“25 NEW FACE” IAN HARNARINE PROFILED BY NEW YORK TIMES
Last week, the New York Times published a profile on writer/director (and also nuclear physicist) Ian Harnarine, who is a member of our 2012 “25 New Faces of Independent Film.” The article details Harnarine’s interesting backstory — he is a Trinidadian Canadian, an NYU professor who teaches both film and nuclear physics, a Spike Lee acolyte — but is maybe most interesting in its description of the difficulties the director of the award-winning short Doubles with Slight Pepper had in connecting with an audience and the Indo-Carribbean community in his adopted home city.
[F]or all the accolades the film has received, Mr. Harnarine has had a difficult time finding a receptive audience in New York, landing screenings in relatively modest venues and minor festivals and failing to stoke any significant interest among the city’s large Indo-Caribbean community.
“It being a short film is already pretty difficult because you know it’s not going to play at the multiplex,’’ Mr. Harnarine said. “But I was expecting a bit more support from the community.’’
Short features tend to have a hard time drawing a popular audience, Mr. Harnarine noted, and many immigrants from Trinidad and other West Indian countries favor Bollywood productions with English subtitles.
Indo-Caribbean Alliance, a nonprofit group in Queens, said it planned on screening Mr. Harnarine’s film at the Lefferts branch of the Queens Borough Public Library.
To raise money for the film, Mr. Harnarine started a campaign on Kickstarter, a Web site through which people can donate money to projects. He also went to Indo-Caribbean stores in Queens.
“We literally went from the end of the A train in the hub of the West Indian-Guyanese community there and we just put up posters, went into every single store,’’ he said. “And mostly we were met with indifference and people that didn’t really get it, like some people thought that the title of the film, they didn’t believe that we were making a film, we were trying to steal his customers and strange things like that.”
In the end, Mr.
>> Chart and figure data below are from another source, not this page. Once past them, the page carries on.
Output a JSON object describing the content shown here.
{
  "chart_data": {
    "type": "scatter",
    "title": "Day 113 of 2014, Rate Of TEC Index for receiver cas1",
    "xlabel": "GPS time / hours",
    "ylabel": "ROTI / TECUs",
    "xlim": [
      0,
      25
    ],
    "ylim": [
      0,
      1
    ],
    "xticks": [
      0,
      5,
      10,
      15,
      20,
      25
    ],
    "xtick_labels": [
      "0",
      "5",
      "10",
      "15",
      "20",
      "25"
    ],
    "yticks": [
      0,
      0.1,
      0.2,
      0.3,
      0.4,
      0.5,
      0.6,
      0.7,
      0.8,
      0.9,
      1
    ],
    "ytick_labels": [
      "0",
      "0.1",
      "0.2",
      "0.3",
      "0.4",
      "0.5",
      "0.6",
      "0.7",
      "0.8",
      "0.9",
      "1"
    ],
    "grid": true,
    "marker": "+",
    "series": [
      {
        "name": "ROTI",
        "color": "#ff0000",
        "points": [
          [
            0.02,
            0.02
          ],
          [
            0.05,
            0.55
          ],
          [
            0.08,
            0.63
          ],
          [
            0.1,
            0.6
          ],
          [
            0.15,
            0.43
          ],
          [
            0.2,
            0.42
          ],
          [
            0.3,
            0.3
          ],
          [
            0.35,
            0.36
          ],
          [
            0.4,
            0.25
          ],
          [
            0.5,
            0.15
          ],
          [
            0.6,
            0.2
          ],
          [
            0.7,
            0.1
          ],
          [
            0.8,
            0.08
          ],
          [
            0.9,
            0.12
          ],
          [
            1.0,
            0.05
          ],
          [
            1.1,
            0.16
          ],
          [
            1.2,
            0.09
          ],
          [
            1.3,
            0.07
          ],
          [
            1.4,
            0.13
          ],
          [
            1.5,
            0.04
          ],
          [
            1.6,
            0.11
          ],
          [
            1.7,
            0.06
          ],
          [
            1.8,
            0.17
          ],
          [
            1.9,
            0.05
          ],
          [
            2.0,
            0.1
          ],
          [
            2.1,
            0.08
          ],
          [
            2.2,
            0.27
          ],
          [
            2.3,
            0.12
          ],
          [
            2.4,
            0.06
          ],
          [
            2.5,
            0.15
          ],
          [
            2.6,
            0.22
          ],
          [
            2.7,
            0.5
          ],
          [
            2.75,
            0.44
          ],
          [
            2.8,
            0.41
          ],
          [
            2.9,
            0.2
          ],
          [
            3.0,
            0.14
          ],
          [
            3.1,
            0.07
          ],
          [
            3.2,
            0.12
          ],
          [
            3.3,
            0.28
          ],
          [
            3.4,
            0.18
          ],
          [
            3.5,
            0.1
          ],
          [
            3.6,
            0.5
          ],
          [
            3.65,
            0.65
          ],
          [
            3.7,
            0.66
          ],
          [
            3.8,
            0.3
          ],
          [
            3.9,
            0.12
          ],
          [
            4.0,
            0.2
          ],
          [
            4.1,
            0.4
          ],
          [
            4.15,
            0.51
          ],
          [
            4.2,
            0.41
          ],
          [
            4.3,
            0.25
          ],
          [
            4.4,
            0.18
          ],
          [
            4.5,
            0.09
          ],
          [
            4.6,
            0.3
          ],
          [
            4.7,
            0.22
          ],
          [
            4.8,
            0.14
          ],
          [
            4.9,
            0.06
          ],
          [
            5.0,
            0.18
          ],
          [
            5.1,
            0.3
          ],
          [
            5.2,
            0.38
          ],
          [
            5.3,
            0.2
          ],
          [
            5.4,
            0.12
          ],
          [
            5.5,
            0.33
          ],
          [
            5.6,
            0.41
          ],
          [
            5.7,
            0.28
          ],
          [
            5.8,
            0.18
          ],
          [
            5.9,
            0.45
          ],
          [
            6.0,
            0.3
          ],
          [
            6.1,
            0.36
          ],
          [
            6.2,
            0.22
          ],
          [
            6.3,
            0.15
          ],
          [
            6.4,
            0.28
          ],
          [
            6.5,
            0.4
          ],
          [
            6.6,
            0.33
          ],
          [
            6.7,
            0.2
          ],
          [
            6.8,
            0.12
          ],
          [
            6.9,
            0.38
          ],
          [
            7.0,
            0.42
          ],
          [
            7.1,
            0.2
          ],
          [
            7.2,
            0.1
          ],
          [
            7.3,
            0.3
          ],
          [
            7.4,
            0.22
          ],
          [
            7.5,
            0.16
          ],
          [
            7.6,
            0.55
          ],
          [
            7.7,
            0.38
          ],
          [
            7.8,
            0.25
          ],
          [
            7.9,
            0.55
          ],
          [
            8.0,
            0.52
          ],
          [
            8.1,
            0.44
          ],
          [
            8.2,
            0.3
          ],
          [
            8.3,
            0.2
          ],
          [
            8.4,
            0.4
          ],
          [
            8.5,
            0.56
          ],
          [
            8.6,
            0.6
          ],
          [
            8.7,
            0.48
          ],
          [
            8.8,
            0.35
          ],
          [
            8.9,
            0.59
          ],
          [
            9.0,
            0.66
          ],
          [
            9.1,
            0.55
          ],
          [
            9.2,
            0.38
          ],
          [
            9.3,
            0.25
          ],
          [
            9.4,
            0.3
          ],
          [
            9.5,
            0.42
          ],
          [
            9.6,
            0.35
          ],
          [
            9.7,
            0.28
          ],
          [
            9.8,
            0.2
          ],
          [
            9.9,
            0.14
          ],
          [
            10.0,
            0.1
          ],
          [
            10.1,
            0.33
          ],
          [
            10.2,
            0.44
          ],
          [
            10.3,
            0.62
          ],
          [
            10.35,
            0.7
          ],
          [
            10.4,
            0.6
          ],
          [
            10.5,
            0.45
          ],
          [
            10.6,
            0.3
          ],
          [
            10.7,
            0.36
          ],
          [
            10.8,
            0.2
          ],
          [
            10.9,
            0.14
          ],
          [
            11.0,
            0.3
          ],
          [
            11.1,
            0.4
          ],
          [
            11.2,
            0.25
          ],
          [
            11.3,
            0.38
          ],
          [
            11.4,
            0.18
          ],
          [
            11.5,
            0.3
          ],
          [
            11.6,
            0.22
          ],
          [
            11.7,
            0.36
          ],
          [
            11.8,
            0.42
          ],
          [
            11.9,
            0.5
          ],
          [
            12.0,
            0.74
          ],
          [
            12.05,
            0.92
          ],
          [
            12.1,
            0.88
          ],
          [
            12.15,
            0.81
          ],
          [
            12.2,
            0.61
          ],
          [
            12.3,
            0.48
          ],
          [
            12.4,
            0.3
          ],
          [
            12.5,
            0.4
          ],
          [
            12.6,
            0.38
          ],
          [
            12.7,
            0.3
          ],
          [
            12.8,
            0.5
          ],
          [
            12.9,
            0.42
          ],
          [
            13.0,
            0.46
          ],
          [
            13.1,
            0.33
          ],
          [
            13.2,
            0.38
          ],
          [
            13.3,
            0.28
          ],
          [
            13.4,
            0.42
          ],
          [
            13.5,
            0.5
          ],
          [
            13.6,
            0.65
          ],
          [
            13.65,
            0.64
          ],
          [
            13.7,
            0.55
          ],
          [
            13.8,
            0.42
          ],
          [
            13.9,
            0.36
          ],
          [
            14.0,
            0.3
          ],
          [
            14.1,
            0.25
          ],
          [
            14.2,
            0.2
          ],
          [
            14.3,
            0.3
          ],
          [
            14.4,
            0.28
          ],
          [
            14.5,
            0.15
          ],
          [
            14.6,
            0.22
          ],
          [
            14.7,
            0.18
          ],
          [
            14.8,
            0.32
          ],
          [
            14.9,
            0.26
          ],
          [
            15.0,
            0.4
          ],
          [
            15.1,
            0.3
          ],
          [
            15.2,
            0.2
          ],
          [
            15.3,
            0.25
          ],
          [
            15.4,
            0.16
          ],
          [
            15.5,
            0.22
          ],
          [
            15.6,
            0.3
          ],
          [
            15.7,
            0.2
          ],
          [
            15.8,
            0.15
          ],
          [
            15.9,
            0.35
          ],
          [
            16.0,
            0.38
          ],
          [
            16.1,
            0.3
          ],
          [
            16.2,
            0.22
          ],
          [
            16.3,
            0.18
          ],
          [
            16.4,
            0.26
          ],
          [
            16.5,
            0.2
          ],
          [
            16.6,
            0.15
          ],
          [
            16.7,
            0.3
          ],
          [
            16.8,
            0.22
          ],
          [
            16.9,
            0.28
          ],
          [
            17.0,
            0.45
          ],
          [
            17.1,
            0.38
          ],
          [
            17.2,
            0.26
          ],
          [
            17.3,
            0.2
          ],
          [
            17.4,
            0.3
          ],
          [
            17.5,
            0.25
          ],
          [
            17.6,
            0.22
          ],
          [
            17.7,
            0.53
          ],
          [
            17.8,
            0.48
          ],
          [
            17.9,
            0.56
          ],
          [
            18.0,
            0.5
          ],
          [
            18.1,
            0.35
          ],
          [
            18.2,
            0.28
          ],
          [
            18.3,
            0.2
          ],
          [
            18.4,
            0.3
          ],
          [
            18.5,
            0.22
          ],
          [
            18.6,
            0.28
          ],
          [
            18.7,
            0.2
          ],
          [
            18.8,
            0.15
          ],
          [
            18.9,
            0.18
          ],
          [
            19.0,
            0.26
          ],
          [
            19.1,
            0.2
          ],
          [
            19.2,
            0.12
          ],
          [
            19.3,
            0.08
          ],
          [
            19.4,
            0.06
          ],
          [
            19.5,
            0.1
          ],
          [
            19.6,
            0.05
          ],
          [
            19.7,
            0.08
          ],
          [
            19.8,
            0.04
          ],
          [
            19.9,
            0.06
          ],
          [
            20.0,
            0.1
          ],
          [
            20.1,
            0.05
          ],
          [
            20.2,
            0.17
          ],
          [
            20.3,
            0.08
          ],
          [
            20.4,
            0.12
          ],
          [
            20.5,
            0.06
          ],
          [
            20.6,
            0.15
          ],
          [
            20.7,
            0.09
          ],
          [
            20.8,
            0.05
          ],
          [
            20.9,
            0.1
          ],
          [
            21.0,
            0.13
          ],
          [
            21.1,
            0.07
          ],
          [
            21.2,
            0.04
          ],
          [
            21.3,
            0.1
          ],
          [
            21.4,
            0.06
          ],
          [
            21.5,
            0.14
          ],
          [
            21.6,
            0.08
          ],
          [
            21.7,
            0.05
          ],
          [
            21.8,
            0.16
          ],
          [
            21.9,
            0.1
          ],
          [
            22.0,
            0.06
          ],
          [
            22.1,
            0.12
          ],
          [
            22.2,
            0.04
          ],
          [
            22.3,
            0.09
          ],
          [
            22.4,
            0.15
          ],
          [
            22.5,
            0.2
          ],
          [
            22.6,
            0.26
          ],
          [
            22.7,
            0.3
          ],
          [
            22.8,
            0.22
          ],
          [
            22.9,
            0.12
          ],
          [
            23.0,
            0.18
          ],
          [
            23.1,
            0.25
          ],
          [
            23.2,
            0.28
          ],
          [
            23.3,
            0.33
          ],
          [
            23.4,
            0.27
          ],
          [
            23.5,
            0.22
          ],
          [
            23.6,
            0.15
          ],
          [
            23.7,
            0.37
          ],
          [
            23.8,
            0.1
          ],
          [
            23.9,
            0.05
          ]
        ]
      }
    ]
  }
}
Harnarine invested about $4,000 of his own money to make the film, which cost around $17,000.
Mr. Harnarine hopes to adapt Doubles With Slight Pepper into a feature-length film, but for now, he says his main goal is to promote the film.
“I think my generation, the first generation or the children of immigrants whether like in North America or of the diaspora, I think a lot of them are like me and they’re like, ‘Oh, well how come there’s no movies or TV shows with people like us in them?’’’ he said. “So I think there is a need.”